HomeEnvironmentWhy are the Dolomites beautiful?

Why are the Dolomites beautiful?

Why are the Dolomites beautiful?

In the valley of Fassa, the Dolomites rise perpendicular with smooth white walls dazzling several thousand feet high. They are forming jagged mountains, which stand side by side in large numbers, without touching. Their characteristic shapes recall the fantastic mountain landscape with which Leonardo da Vinci painted the background of his Mona Lisa portrait.
Alexander von Humboldt (Kosmos: Entwurf einer physischen Beschreibung, 1845)

The Dolomites have always had an enormous impact on the imagination of those who have set eyes on them.
The majestic grandeur of these stone giants has inspired epic sagas in its inhabitants since prehistory, to the point where it has becomes an essential part of their cultural identity.
After their scientific “discovery” in the early nineteenth century, the first travellers of the romantic age were amazed to find in them the incarnation of those ideal landscapes which painters had only been able to imagine before.
Nowadays they are universally aknowledged as “the most beautiful mountains on Earth” and have become a worldwide standard of mountain beauty.
But why are the Dolomites so beautiful?
The secret of their extraordinary fascination is that they perfectly personify the Sublime, an aesthetic category only referring to Nature. Verticality, grandeur, monumentality, barrenness, dizziness, shock.
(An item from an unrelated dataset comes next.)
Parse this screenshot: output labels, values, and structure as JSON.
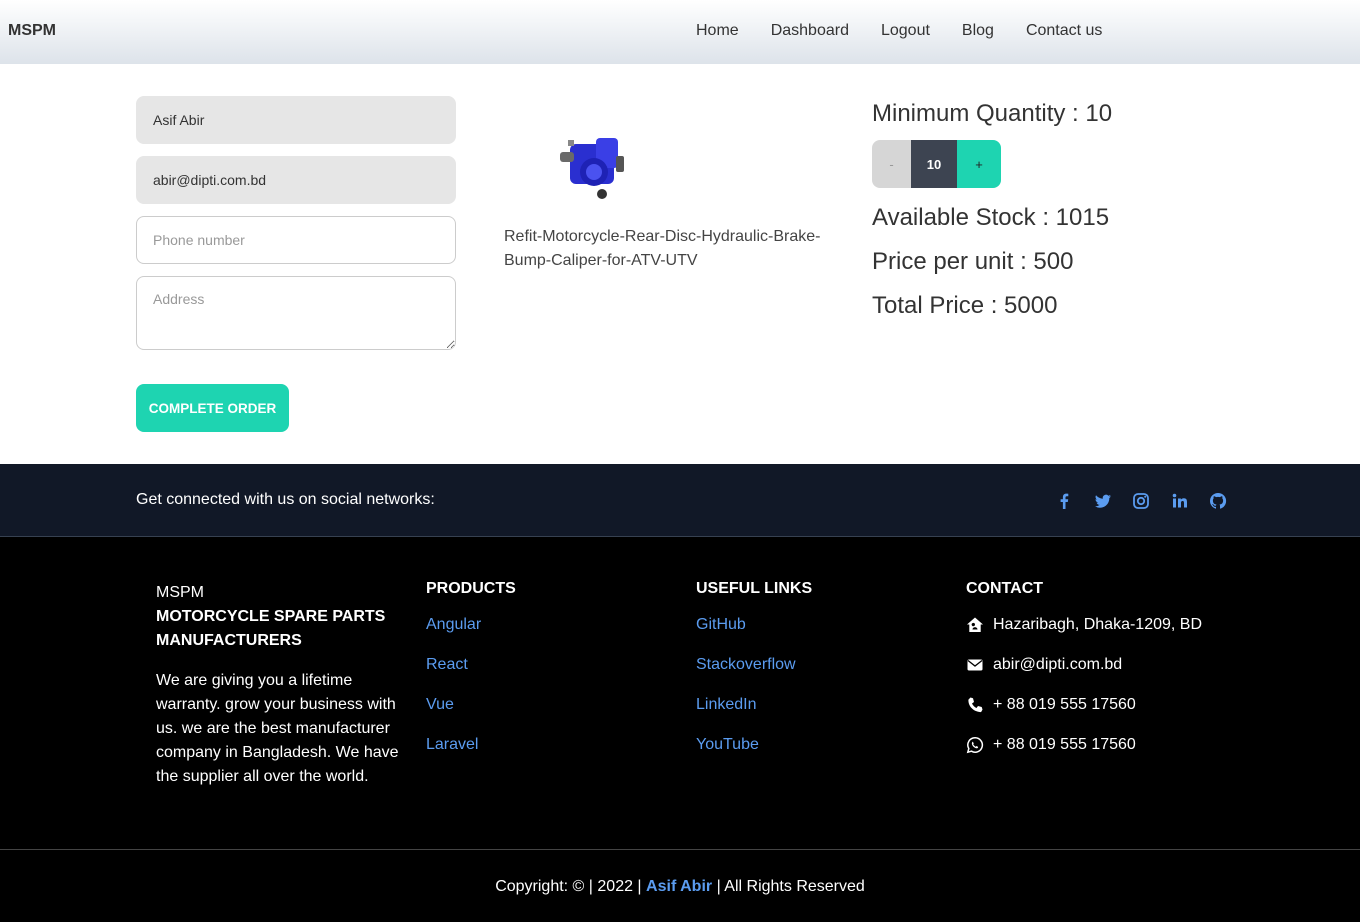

These are all characteristics of the Sublime described in aesthetic essays just a few years before the “discovery” of the Dolomites. The structured topography and colour spectrum, the extraordinary contrast between the gentle contours of the meadows and the sudden verticality of completely naked imposing peaks, the incredible variety of sculptural shapes are the key to defining the “Dolomitic landscape”, that is the typology of mountain scenery which finds its archetype and maximum expression here.